A mesma anomia cívica que permitiu Reguengos permite que, a poucos dias do início do ano lectivo, alunos, pais e professores saibam pouco sobre como ele irá decorrer. Aos solavancos, foi-se falando da logística da segurança sanitária. Mas das metodologias e dos recursos para fazer face à volatilidade da pandemia, pouco mais temos que recomendações didácticas ultrapassadas, previsíveis e limitantes, vertidas nas Orientações para a Recuperação e Consolidação das Aprendizagens ao Longo do Ano Lectivo de 2020/2021, 51 páginas de dilatação do ridículo e repositório de tratamentos infantilizados dos problemas que sobraram do ano anterior.
Há dias “pingou” que aulas em casa e condições especiais de avaliação serão opções para os alunos de risco, à semelhança do que se faz com os que sofrem de doença oncológica. Mas sendo os graus de risco muito variáveis, como se apressou a esclarecer a Ordem dos Médicos, era expectável que se conhecessem já normas mais específicas, designadamente uma lista das doenças crónicas que possam conferir a condição de aluno de risco. Aparentemente, a intenção é adaptar a estes alunos a portaria n.º 350-A/2017, que regula um regime especial de proteção aos jovens com doença oncológica e prevê, entre outras medidas, o apoio educativo individual no domicílio, pessoal ou através de meios informáticos de comunicação à distância. Diz a norma em apreço que a identificação da necessidade de medidas de apoio se efetua por iniciativa dos pais, dos serviços de saúde ou dos docentes, cabendo às escolas pô-las em prática, depois de cumpridas detalhadas formalidades de certificação e autorização. Neste quadro, não é aceitável que as autoridades da Educação e da Saúde não tenham, até hoje, conseguido estabelecer um quadro referencial preciso, que esclareça e tranquilize pais, professores e alunos, com as consequências carrascas que dessa falta possam advir.
Outra situação preocupante é a dos professores igualmente de risco, que a Fenprof disse serem 12000. Sobre eles já falou, salomonicamente, o secretário de Estado João Costa, sentenciando: “o trabalho dos professores é para fazer nas escolas; quem não estiver em condições de assumir o ensino presencial, que meta atestado e fique em casa”. Mas não nos disse que plano tem para a eventualidade de serem muitos, dos 12000 potenciais, a ficarem em casa. Preocupam-me as consequências carrascas que o adensar do problema pode deixar para os alunos.
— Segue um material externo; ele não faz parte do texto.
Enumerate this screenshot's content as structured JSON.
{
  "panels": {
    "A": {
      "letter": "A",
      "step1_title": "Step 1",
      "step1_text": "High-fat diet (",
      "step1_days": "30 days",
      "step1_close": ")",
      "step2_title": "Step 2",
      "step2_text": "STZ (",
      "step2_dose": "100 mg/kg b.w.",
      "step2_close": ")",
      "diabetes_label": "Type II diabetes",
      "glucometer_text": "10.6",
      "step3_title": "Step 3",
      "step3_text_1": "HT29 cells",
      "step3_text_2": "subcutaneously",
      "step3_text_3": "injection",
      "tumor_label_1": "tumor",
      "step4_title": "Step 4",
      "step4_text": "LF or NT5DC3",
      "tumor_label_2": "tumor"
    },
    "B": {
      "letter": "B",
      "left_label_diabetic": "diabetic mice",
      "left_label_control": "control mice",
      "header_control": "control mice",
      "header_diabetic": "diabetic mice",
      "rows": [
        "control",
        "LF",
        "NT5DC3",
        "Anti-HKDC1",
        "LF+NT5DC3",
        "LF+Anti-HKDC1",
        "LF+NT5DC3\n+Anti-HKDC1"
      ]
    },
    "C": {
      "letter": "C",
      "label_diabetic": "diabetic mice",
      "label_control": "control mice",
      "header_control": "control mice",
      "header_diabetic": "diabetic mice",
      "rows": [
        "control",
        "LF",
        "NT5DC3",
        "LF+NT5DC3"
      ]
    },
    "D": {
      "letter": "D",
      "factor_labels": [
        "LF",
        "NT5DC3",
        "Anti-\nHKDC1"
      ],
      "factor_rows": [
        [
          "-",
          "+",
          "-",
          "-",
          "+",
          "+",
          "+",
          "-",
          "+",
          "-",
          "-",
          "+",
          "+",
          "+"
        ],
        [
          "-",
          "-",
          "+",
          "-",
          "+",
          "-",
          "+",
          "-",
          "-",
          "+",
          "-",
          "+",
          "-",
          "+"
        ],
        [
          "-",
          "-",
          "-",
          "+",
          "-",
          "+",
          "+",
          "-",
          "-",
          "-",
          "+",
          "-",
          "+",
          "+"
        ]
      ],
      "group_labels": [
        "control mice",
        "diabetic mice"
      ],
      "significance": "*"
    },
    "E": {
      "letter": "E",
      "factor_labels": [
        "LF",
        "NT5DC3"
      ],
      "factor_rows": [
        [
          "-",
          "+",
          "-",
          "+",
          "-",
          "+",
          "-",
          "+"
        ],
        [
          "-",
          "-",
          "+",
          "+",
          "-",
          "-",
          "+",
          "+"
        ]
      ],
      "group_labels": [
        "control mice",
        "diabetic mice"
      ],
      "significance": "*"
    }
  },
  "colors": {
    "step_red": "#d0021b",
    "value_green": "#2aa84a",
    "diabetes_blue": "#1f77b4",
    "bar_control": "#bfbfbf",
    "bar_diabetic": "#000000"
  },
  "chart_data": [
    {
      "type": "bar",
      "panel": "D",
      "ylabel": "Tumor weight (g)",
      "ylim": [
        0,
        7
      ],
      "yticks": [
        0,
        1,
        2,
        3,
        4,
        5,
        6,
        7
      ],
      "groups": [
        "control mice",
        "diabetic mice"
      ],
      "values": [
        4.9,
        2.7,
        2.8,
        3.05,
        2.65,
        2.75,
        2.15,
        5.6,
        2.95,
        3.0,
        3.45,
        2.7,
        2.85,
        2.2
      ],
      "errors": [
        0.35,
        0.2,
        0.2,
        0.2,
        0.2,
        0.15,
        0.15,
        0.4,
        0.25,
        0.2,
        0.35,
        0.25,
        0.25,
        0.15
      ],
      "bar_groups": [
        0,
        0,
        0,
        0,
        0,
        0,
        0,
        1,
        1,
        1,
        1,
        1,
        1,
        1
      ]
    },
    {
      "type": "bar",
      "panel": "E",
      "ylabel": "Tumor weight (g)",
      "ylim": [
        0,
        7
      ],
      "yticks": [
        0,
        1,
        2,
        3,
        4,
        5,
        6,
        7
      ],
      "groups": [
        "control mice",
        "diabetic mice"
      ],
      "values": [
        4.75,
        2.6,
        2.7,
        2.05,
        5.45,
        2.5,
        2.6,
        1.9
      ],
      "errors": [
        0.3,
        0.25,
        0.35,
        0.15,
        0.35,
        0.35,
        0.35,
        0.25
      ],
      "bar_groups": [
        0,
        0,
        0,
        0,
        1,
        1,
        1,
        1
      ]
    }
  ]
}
E preocupam-me as consequências carrascas de uma nova divisão na martirizada classe docente: é que já vi, com dor na alma, professores do público contra professores do privado, professores novos contra professores velhos e professores do quadro contra professores contratados; não gostaria de ver agora professores “sãos” contra professores doentes.
Em rigor, não se pode dizer que o Governo tenha um plano de respostas para contextos adversos, que vá além das regras triviais e, mesmo assim, “sempre que possível”. Mas pode-se dizer que, mais uma vez, a Educação lhe importou pouco.
Sobre o período que decorreu de Março passado até ao fim do ano escolar não se conhecem dados, que o Ministério da Educação deveria ter apurado, que permitam, com o rigor possível, medir a dimensão do prejuízo educativo para os alunos encerrados em casa. Apenas a Fenprof afirmou que mais de metade dos professores não conseguiu contactar os seus alunos nesse período.
Em matéria de Saúde, com cadência doentia, de hora a hora, sabemos todos os dias quantos novos infectados foram descobertos (ainda que não nos digam quantos deles estão realmente doentes), quantos estão internados, quantos estão entubados e quantos morreram. Abundam gráficos e charlas de especialistas e comentadores políticos sobre a descida dos indicadores económicos de toda a ordem e sobre a subida do desemprego em todas as áreas. Mas sobre Educação, só temos os miraculosos resultados dos exames, torpemente manipulados para dizer que já ficou tudo bem. Serão carrascas as consequências desta forma de fazer política.